Australian police said they were dealing with an “armed incident” and were attempting to make contact with those inside the cafe.

The police urged the media “to be responsible in their reporting” and avoid “unnecessary alarm.”

The cafe is located inside Martin Place, a pedestrian mall in the city’s busy business and banking district. In September, Australian police said they uncovered an Islamic State-linked terrorist plot to randomly kidnap and behead Australians in the area on Martin Place.

The incident began at 9:45 am local time Monday when a call came through to emergency services that a hold-up at the Lindt Chocolat Cafe in the city was under way.

Australia’s 9news reported that the perpetrator said he has “devices” around the city and demanded to speak with Australian Prime Minister Tony Abbott.

A statement by Abbott read on Australian news confirmed that state and federal police were involved in the hostage-taking situation.

“This is obviously a deeply concerning incident but all Australians should be reassured that our law enforcement and security agencies are well trained and equipped and are responding in a thorough and professional manner,” the statement read.

The PM is set to speak to the media later Monday.

Security has been tightened around Jewish community buildings in the city.

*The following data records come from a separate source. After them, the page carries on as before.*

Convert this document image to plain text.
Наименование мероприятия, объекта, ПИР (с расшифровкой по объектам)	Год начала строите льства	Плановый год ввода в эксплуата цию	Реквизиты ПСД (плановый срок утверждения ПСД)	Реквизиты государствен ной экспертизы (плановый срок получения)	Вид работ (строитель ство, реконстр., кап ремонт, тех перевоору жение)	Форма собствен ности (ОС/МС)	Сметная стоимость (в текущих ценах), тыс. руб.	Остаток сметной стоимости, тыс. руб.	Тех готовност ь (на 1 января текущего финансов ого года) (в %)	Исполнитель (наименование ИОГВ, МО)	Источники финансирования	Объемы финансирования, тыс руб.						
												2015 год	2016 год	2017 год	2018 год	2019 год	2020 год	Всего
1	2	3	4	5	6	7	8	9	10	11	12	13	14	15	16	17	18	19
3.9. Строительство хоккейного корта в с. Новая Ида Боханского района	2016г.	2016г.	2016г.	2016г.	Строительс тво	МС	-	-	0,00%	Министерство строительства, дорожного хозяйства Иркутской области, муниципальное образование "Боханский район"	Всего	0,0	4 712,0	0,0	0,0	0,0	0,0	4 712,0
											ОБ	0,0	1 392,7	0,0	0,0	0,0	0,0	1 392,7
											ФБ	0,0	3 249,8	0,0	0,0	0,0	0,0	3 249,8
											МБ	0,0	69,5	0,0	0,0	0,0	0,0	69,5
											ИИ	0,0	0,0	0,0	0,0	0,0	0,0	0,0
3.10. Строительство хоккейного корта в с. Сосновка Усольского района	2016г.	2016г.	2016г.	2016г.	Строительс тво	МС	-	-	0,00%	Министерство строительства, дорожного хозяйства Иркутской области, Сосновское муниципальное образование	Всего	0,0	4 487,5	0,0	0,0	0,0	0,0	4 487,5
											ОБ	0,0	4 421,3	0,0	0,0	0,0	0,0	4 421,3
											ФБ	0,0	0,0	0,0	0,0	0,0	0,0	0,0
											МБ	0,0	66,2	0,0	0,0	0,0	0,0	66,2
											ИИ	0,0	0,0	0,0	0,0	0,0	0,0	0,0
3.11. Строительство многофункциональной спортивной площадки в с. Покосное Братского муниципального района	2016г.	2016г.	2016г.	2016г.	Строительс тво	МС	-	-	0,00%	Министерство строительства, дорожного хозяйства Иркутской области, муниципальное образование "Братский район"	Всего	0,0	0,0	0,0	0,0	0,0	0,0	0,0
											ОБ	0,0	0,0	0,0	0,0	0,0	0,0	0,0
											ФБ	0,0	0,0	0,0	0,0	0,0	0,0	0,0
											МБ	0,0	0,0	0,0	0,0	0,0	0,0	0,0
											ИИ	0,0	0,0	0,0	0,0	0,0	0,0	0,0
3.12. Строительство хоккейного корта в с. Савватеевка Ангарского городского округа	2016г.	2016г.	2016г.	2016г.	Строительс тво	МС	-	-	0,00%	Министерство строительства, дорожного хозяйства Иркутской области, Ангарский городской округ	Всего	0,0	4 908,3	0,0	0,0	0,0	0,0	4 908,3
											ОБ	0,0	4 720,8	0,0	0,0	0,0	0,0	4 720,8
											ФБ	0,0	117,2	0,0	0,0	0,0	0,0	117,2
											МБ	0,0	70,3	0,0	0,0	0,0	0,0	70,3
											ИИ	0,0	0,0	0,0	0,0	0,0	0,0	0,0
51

Police and security forces were at the scene and the area around the cafe was closed off to traffic and pedestrians. Earlier reports claimed the airspace over the city was shut down, but a statement from the airport said it was not the case and the airport was fully operational.

This is a developing story.

In September, Australian police uncovered a major terrorist plot in which Islamic State lone-wolf attackers were ordered to abduct and behead Australian civilians as retribution for Australia’s membership in the international coalition against the extremist jihadist group.

Australia has estimated about 60 of its citizens are fighting for the Islamic State group and the Nusra Front in Iraq and Syria. Another 15 Australian fighters had been killed, including two young suicide bombers.

The government has said it believes about 100 Australians are actively supporting extremist groups from within Australia, recruiting fighters and grooming suicide bomber candidates as well as providing funds and equipment.